Rechtliche Vorgaben und Planungshinweise für die Wohnraumlüftung

Wohnzimmer mit unauffällig montierten Innenwandblenden zweier In-Wand-Lüftungsgeräte. Bild: Viessmann

Luftverteilungssystem mit flexiblen Lüftungsrohren aus Kunststoff. Dank kompakter Konstruktion ist eine Installation in abgehängten Decken oder Unterputz in Decken, Wänden oder Böden möglich. Bild: Blauberg Ventilatoren

Lüftungskonzept. Bild: FGK, nachgezeichnet mit leichten Änderungen von W. Wilming

Systeme der Wohnungslüftung. Bild: FGK, nachgezeichnet mit leichten Änderungen von W. Wilming

Schema eines Abluftsystems mit einem zentralen Abluftgerät. Bild: Maico

Zentrale Wohnungslüftungszentrale. Bild: Helios

Brauchwasserwärmepumpe mit Anschluss an Lüftungskanal. Bild: Stiebel Eltron

 

Die Kontrollierte Wohnungslüftung (KWL) ist in den zurückliegenden Jahren zu einem festen Bestandteil moderner Gebäudetechnik herangewachsen. Gleichwohl wird längst noch nicht jeder Neubau und jede umfangreiche Sanierung mit einer nutzerunabhängigen Lüftung ausgestattet. Der folgende Beitrag beschäftigt sich mit den rechtlichen Vorgaben, der Erstellung von Lüftungskonzepten und der Auswahl lüftungstechnischer Maßnahmen.

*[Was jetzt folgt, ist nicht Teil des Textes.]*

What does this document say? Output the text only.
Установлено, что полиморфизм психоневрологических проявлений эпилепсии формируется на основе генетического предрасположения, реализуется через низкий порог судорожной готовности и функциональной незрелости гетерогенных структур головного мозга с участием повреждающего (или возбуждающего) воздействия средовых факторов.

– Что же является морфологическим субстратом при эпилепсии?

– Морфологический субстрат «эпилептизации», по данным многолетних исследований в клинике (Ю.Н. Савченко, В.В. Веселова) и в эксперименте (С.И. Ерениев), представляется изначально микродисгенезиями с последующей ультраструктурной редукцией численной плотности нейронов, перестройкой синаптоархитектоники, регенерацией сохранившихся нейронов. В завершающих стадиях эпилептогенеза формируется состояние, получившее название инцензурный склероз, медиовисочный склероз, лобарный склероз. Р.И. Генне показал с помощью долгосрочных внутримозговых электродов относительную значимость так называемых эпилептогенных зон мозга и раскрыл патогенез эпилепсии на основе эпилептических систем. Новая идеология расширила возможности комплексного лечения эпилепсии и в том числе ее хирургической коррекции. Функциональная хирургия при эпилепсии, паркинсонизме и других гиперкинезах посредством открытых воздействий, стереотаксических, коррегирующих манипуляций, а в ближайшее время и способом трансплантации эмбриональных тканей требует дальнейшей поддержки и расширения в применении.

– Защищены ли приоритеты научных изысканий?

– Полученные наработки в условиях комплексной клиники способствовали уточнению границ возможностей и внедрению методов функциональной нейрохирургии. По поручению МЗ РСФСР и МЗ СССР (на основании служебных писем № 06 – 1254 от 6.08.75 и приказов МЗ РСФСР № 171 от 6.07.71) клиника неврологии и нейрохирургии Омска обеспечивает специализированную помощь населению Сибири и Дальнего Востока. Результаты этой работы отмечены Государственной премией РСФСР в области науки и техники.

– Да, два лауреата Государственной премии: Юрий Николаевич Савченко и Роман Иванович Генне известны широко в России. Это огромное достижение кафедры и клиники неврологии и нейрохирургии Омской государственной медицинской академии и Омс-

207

Nach Meinung vieler Fachleute der Lüftungsbranche ist für Wohngebäude der Einbau einer kontrollierten Wohnungslüftung unumgänglich. Grundlage dieser Einschätzung ist § 6 der Energieeinsparverordnung (EnEV). Der verlangt, neue Wohneinheiten so auszuführen, dass die wärmeübertragende Umfassungsfläche einschließlich der Fugen dauerhaft luftundurchlässig entsprechend den anerkannten Regeln der Technik abgedichtet ist. In der Verordnung wird zudem gefordert, den zum Zwecke der Gesundheit und Beheizung erforderliche Mindestluftwechsel sicherzustellen. Damit diese Forderung erfüllt werden kann, muss die Lüftung nutzerunabhängig, also automatisiert sein, weiß Dipl.-Ing. Claus Händel vom Fachverband Gebäude-Klima (FGK). Eine manuelle Fensterlüftung erfülle diese Anforderungen nicht. Zwar gebe es keine direkte gesetzliche Vorschrift, gibt Händel zu. Es habe sich aber in der Rechtsprechung weitgehend die Sichtweise durchgesetzt, dass zur Vermeidung von Bauschäden und Haftungsrisiken eine ausreichende nutzerunabhängige Lüftung sichergestellt sein müsse. Ähnlich sieht es auch der Bundesverband für Wohnungslüftung (VfW). Zwar könne nicht davon ausgegangen werden, dass eine lüftungstechnische Maßnahme oder gar ein ventilatorgestütztes Lüftungssystem in jedem Falle zwingend erforderlich sei. Doch berge die Alternative, den vorgeschriebenen Luftaustausch allein der Fensterlüftung der Bewohner zu überlassen, erhebliche rechtliche Risiken, so der VfW.
Auch wenn man sich über die Notwendigkeit einer gesetzlichen Vorgabe noch streitet – festzuhalten ist, dass mit den hohen energetischen Anforderungen an die Gebäudehülle eine Luftdichtigkeit einhergeht, die einen ausreichenden Außenluftwechsel durch Fugenlüftung in vielen Fällen nicht mehr ermöglicht und deshalb eine lufttechnische Maßnahme erfordert. Dieses Faktum verbunden mit einem Verzicht auf energievergeudendes Lüften über Fenster und Türen hat bereits dazu geführt, dass viele Förderprogramme die Wohnungslüftung als wichtige Energieeinspartechnik einstufen und sie in Verbindung mit einer Wärmerückgewinnungsanlage als Ersatzmaßnahme nach § 7 des EEWärmeG akzeptiert.

Lüftungskonzept erstellen
Fachplaner und -handwerker werden sich bei der Planung einer Lüftungsanlage auf die DIN 1946-6 stützen. Dieses im Fachjargon „Lüftungsnorm“ genannte Regelwerk beschreibt unter anderem die Erstellung eines Lüftungskonzepts, das aufzeigt, wie ein ausreichender Luftwechsel in Wohnungen zu erreichen ist und das als Nachweis für die Notwendigkeit einer lüftungstechnischen Maßnahme dienen kann. Zu erstellen ist ein Lüftungskonzept laut EnEV für alle Neubauprojekte – für Sanierungen und Renovierungen von Ein- und Mehrfamilienhäusern nur dann, wenn mehr als ein Drittel sämtlicher Fenster ausgetauscht oder mehr als ein Drittel der Dachfläche neu gedämmt wird.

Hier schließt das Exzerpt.